Immediate effects of deep brain stimulation of anterior thalamic nuclei on executive functions and emotion-attention interaction in humans.

BACKGROUND: Deep brain stimulation (DBS) of anterior thalamic nuclei (ANT) is a novel promising therapeutic method for treating refractory epilepsy. Despite reports of subjective memory impairments and mood disturbances in patients with ANT-DBS, little is known of its effects on cognitive and affective processes. HYPOTHESIS: The anterior thalamus has connections to prefrontal and limbic networks important for cognitive control and emotional reactivity. More specifically, anterior cingulate cortex (ACC), linked with ANT, has been assigned roles related to response inhibition and attention allocation to threat.
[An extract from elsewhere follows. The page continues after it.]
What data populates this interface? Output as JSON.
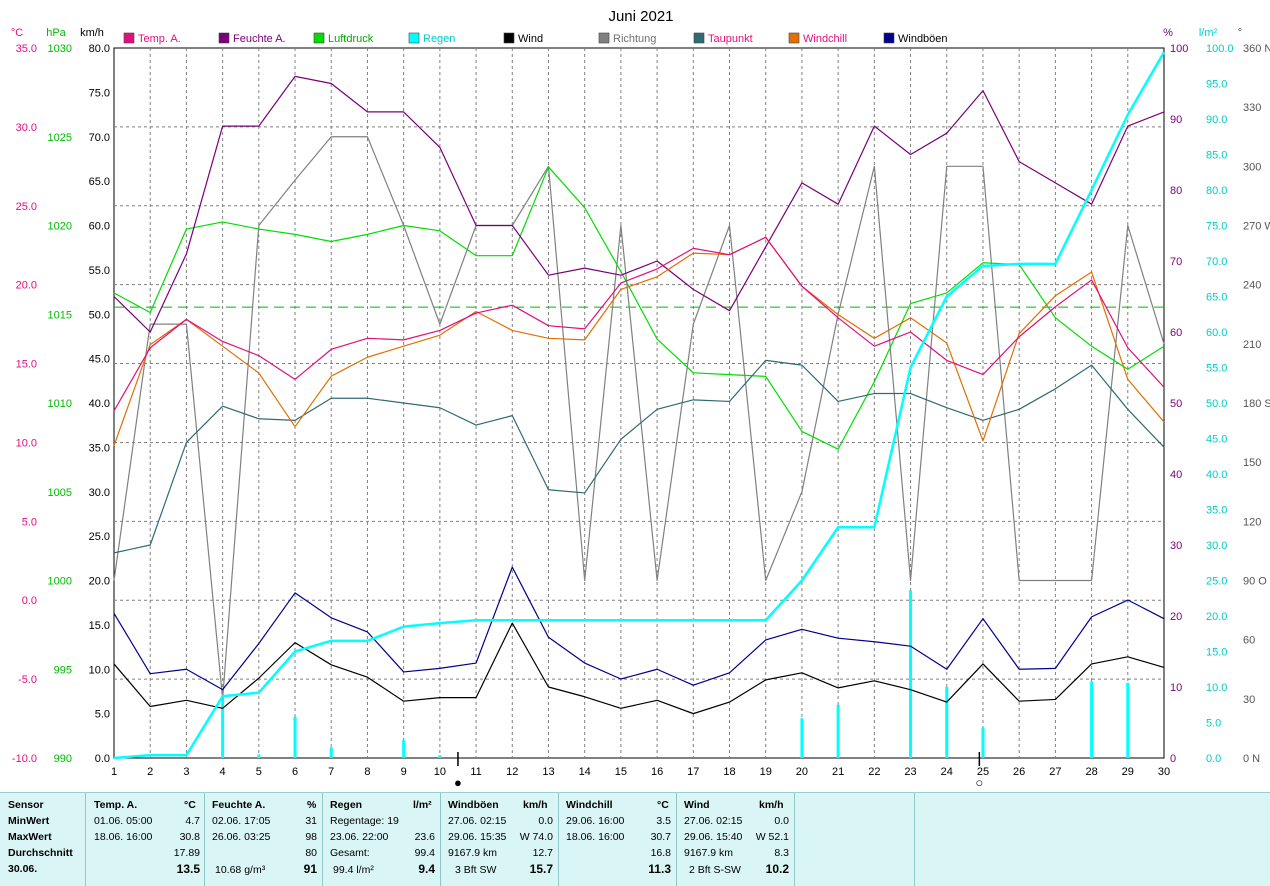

Thus, we hypothesized ANT-DBS to influence executive functions, particularly response inhibition, and modulate emotional reactivity to threat. METHOD: Twelve patients having undergone ANT-DBS for intractable epilepsy participated in the study. Patients performed a computer-based executive reaction time (RT) test--that is, a go/no-go visual discrimination task with threat-related emotional distractors and rule switching, while the DBS was switched ON (5/5 mA constant current) and OFF every few minutes. RESULTS: ANT-DBS increased the amount of commission errors--that is, errors where subjects failed to withhold from responding. Furthermore, ANT-DBS slowed RTs in context of threat-related distractors. When stimulation was turned off, threat-related distractors had no distinct effect on RTs. CONCLUSION: We found immediate objective effects of ANT-DBS on human cognitive control and emotion-attention interaction. We suggest that ANT-DBS compromised response inhibition and enhanced attention allocation to threat due to altered functioning of neural networks that involve the DBS-target, ANT, and the regions connected to it such as ACC. The results highlight the need to consider affective and cognitive side-effects in addition to the therapeutic effect when adjusting stimulation parameters. Furthermore, this study introduces a novel window into cognitive and affective processes by modulating the associative and limbic networks with direct stimulation of key nodes in the thalamus.